Rudolf Gröger was President of the university from 2009 to 2015. In August 2017, Alfred Gossner took over the office until December 2024. Jörg Schwitalla has been the President of Munich Business School since March 2025.

== Accreditation and rankings ==
All MBS Programs are accredited by the Bavarian Ministry for Education, Cultural Affairs, Science and the Arts (Bayerisches Staatsministerium für Bildung und Kultus, Wissenschaft und Kunst) and the FIBAA (first accredited in 2007 and re-accredited in 2013).
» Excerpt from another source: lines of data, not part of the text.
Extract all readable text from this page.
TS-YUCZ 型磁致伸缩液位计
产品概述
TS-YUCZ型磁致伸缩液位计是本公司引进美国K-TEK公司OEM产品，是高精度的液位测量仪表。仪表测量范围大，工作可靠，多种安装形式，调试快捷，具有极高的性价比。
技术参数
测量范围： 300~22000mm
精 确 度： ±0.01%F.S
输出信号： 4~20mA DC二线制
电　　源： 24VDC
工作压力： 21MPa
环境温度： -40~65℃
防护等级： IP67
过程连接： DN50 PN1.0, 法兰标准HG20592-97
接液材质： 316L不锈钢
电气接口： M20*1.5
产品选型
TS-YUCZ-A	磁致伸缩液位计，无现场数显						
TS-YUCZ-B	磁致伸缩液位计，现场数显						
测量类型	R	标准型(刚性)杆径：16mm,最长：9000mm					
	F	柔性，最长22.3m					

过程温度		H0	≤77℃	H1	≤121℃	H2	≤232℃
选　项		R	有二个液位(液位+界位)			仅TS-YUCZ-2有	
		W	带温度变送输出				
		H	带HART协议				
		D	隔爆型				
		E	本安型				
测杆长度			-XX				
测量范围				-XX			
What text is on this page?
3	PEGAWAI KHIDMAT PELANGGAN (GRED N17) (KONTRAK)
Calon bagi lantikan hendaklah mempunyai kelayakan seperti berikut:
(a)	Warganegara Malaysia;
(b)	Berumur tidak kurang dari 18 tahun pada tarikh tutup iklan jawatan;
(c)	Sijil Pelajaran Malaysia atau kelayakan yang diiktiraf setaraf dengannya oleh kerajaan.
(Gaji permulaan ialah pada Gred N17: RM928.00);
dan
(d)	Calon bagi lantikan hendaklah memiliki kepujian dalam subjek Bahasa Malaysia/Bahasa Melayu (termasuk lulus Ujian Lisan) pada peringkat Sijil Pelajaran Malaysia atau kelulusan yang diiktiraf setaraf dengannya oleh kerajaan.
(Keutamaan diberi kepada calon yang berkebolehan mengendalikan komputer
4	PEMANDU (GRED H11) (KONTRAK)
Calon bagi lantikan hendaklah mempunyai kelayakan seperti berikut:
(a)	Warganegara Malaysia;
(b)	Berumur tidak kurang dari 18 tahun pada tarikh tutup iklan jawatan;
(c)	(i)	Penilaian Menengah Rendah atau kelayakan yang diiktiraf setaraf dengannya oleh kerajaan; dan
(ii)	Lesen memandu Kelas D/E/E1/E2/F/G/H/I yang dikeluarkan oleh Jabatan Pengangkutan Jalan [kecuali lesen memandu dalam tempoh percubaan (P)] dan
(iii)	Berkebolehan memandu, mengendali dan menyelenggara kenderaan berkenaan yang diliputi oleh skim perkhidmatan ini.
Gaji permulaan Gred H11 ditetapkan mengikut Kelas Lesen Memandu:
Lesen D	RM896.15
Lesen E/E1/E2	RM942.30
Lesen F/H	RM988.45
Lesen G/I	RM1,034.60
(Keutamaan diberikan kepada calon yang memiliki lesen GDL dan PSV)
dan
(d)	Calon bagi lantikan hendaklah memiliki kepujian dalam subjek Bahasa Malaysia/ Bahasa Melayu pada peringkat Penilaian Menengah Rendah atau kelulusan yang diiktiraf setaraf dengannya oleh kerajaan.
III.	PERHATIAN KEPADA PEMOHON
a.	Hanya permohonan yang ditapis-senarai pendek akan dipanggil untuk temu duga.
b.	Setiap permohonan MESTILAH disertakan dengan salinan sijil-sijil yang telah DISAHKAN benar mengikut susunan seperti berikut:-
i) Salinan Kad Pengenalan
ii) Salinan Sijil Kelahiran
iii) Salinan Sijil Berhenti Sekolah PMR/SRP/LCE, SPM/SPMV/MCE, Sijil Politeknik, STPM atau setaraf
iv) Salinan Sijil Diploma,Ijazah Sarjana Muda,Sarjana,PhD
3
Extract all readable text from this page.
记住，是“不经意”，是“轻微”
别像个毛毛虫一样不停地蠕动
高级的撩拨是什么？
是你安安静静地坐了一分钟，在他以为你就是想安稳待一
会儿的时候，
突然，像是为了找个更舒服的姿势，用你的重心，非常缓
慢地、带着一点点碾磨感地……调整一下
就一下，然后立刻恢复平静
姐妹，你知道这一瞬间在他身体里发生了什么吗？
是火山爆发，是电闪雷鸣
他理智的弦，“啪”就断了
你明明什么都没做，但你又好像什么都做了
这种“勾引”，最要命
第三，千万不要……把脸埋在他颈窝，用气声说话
As first private university in Bavaria, Munich Business School received institutional accreditation by the German Council of Science and Humanities in 2010, granting it an unlimited state accreditation, and confirmed it in 2015.

|  | 2018 | 2016 | 2011 | 2010 | 2009 |
|---|---|---|---|---|---|
| Wirtschaftswoche (national university of applied sciences ranking) | 6th | 7th | 6th | 8th | 9th |

== Student Enrollment and International Diversity ==
Munich Business School has experienced steady growth in student enrollment in recent years. Since 2020, the number of enrolled students has increased from 832 to 1,002 in 2024. The diversity of nationalities represented within the student body has also expanded, rising from 75 in 2020 to 82 in 2024. In 2024, the largest student groups come from Germany, India, China, Taiwan, the United States, Italy, and Spain.

| Year | Enrolled Students | Nationalities |
|---|---|---|
| 2020 | 832 | 75 |
| 2021 | 850 | 81 |
| 2022 | 883 | 80 |
| 2023 | 891 | 88 |
| 2024 | 1,002 | 82 |

== Study programs ==
Munich Business School confers degrees exclusively in business administration. The university provides Bachelor's, Masters, MBA programs and a terminal DBA degree in cooperation with Sheffield Hallam University as well as double degree programs in cooperation with numerous other business schools from around the world. Courses available in German and English.

==Partner universities==
Munich Business School partners with over 60 universities worldwide:

- Argentina: UADE Business School (Buenos Aires)
- Australia: Bond University (Gold Coast), University of Melbourne (Melbourne)
- Austria: MCI Management Center Innsbruck (Innsbruck)
- Canada: Brock University (St. Catharines), Université Laval (Québec), University of Victoria (Victoria)
- China: Fudan University (Shanghai), Tongji University (Shanghai), University of Hong Kong (Hong Kong)
- Croatia: Zagreb School of Economics and Management
- France: Skema Business School (Sophia Antipolis/Lille/Paris), INSEEC Business School (Paris/Bordeaux)
- Great Britain: Oxford Brookes University (Oxford), Regent's University London
- Hungary: Corvinus University (Budapest)
- Italy: Università Bocconi (Milan)
- Mexico: ITESM/ EGADE Business School (Monterrey)
- New Zealand: University of Auckland (Auckland)
- Peru: ESAN University (Lima)
- Poland: Kraków University of Economics (Kraków)
- Singapore: Singapore Management University (Singapore)
- South Africa: University of Cape Town (Cape Town)
- South Korea: Seoul National University (Seoul)
- Spain: Universitat Pompeu Fabra (Barcelona)
- USA: Boston University (Boston), Florida International University (Miami)

==Notable lecturers and alumni==

- Jack Nasher - author and negotiation advisor
- Philipp Brinkmann - entrepreneur and CEO of Tripsta S.A.